I didn't know the process that the human body goes through before the heart stops beating and the last breath is taken. That the organs shut down one at a time. I now know. I watched Glory die slowly from the moment they let me into the nursing home. I entrusted her care in the hands of the wrong people.
Not many understand the extent of my love for my mother. I love her as a child loves her mother. I love her as a mother loves her child, as my child, as my baby. Yes, I am her daughter but I took care of her as her mother, as her caregiver, as her protector. I fell deeply in love with my mother, with my Glory.
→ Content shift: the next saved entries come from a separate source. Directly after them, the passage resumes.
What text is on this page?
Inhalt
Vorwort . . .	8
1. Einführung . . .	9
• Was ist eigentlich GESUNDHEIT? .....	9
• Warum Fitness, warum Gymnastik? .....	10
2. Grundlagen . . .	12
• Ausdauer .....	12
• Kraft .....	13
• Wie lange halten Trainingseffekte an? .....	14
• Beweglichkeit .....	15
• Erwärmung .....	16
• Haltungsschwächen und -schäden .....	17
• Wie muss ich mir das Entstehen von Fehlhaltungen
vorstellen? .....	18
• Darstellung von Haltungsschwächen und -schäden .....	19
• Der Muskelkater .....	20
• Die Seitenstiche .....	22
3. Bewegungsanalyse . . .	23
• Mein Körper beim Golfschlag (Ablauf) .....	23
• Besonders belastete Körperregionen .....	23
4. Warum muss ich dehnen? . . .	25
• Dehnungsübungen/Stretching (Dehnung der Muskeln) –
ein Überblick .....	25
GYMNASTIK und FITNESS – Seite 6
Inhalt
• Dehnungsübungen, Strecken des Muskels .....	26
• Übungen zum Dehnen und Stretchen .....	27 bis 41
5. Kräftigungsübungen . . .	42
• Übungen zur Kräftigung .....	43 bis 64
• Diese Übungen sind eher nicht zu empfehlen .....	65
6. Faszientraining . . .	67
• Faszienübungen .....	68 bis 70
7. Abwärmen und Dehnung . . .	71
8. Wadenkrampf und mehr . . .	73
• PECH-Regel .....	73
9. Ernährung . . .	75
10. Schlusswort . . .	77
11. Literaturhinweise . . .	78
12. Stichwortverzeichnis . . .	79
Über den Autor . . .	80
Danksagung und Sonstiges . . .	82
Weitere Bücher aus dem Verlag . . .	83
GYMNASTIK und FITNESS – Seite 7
In truth, when my mother became ill with Alzheimer's, I found my life's purpose. To care for her, to protect her and, above all others, to love her and return to her the love she unconditionally gave to me. I needed her more than she needed me.
Life after mom, it's different. I see everything differently. My lens is simplified. There is a hole in my heart. A part of me is missing. I carry a silent sadness.
I came from her and now she's gone and I'm still here, lost in grief.